As per the rules of the Islamic calendar, the New Year begins at sunset every year. The date of the Islamic New Year changes annually as the Islamic lunar calendar is 11 days shorter than the Gregorian calendar we use.
Muharram is the first month of the Islamic calendar and is also considered to be the second holiest month after Ramadan. Muharram starts after the month of Dhul al-Hijjah, which is the time when Muslims go for Hajj (pilgrimage to Mecca and Medina.)
The Hijri New Year commemorates the migration of Prophet Mohammad and his followers in 622 CE from Mecca to Medina in order to escape persecution. The Prophet returned to Mecca in 629 CE after the conquest of the city. The new year will be known as 1444 AH (Anno Hegirae or the year of the Hijra) which means that it has been 1,444 years since the Prophet’s migration to Medina.
In Islam, Muharram is seen as a time for introspection and penance. The New Year provides Muslims with an opportunity to be hopeful about their future and reflect on the good and bad they have done in their lives.
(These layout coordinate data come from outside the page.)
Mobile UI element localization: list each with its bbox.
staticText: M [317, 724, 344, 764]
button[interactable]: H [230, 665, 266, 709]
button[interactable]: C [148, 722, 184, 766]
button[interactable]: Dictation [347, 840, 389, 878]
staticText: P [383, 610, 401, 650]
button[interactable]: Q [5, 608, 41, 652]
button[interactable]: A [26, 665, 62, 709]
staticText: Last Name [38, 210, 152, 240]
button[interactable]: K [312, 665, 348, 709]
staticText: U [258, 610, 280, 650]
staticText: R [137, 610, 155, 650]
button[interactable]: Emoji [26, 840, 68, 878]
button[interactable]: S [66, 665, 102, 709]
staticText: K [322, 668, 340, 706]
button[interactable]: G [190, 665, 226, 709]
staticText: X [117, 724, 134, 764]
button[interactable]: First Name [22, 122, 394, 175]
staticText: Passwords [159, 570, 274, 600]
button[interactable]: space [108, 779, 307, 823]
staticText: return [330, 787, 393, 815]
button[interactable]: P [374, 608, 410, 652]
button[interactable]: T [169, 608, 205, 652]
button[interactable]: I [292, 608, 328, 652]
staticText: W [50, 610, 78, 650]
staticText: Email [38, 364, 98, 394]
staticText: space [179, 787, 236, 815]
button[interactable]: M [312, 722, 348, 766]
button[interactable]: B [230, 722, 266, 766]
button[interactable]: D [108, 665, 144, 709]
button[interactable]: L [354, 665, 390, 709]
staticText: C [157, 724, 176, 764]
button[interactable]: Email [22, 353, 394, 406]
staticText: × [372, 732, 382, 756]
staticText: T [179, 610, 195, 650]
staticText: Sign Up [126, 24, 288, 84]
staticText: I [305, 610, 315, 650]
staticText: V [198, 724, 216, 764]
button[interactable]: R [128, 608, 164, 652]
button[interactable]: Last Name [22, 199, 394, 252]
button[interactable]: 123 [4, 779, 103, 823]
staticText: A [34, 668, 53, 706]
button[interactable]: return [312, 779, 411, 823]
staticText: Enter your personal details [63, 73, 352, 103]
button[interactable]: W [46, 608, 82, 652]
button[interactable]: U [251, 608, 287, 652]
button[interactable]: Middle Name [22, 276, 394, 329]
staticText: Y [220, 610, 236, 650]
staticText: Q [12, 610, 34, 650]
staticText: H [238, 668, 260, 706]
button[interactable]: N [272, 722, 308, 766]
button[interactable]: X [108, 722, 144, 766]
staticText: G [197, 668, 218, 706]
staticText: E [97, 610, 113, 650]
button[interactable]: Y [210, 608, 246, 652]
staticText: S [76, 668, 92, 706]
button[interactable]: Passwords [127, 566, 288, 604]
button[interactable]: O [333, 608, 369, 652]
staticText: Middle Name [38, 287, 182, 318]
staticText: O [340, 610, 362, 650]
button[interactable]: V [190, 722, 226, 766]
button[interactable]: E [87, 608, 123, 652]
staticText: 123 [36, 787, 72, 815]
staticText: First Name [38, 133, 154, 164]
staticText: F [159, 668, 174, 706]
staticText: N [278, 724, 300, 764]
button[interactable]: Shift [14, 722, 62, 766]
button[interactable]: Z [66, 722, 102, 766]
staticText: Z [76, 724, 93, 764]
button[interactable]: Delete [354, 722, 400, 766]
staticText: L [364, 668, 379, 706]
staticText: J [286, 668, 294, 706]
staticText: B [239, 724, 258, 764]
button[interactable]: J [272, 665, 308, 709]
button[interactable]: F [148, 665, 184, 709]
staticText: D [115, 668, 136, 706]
The first ten days of the month are considered particularly sad for the Shia sect of Islam. These are considered to be incredibly sacred time of mourning as it is the death anniversary of the Prophet’s grandson Hussein. Hussein died at the Battle of Karbala on the 10th day of Muharram, also known as Ashura, the day is grieved by Shia Muslims around the world.
Unlike the Gregorian New Year, no big celebrations are held on this day. Islamic nations in the Middle East like Oman or the United Arab Emirates announce a public holiday on the occasion.